Settings are available which allow for the phone to stay unlocked when closed. This is also the first Samsung phone that provides the availability to use MP3 files as SMS message tones.

===Video playback and conversion===
Full-length movies can be converted by using Samsung PC Studio which comes with the phone.

Mencoder can also be used with this command line to convert file inputName.flv (or any other video type) to outputName.mp4:

 mencoder -oac lavc -ovc lavc -of lavf -lavcopts aglobal=1:vglobal=1:vcodec=mpeg4:acodec=libfaac:vbitrate=256:abitrate=64 -lavfopts format=mp4 -ofps 15 -vf scale=320:240,harddup -o outputName.mp4 inputName.flv

While recording, the video cannot be paused. The output framerate of the video is 8 frame/s.

==Issues==
- In some firmware versions, the first 1.5 seconds (approx.) of an MP3 ringtone is cut off. This can be circumvented by inserting 1.5 seconds of silence in the beginning of the audio file, using a digital audio editor.
- The phone runs on the AGERE II platform, causing the phone's calendar to be limited to years between 2000 and 2016.

== Reception ==
The Samsung SGH-U600 received mostly positive reviews.

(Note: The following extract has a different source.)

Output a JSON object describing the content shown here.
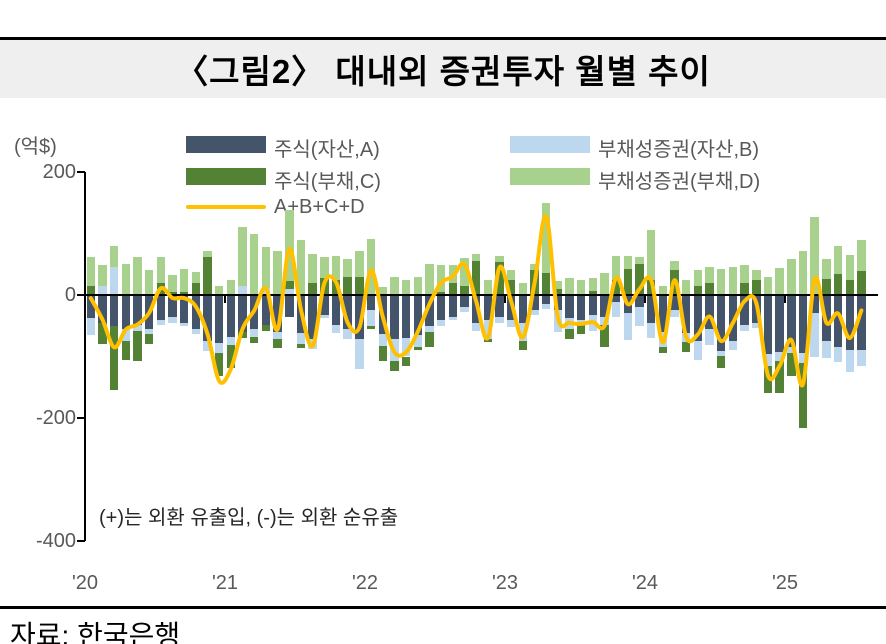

GSMArena reviewed the device; the design, the display quality, the camera quality and the audio quality were praised. However, it was noted that the glossy surface of the display caused poor display visibility under the sunlight.

Kent German from CNET reviewed the device and gave it 7 points out of 10. He praised the camera quality, the display quality and the design but criticized the touch-sensitive buttons, the proprietary headphone jack and the audio quality. He also noted that there was a slight lag in the user interface.

TechRadar reviewed the device, giving it 4.5 stars out of 5. In general, they were very positive about the device. The design, the camera and Smart Search file searching feature were considered as the pros while lack of 3G, lack of definition between the keys and the complicated user interface was considered as the cons of the device.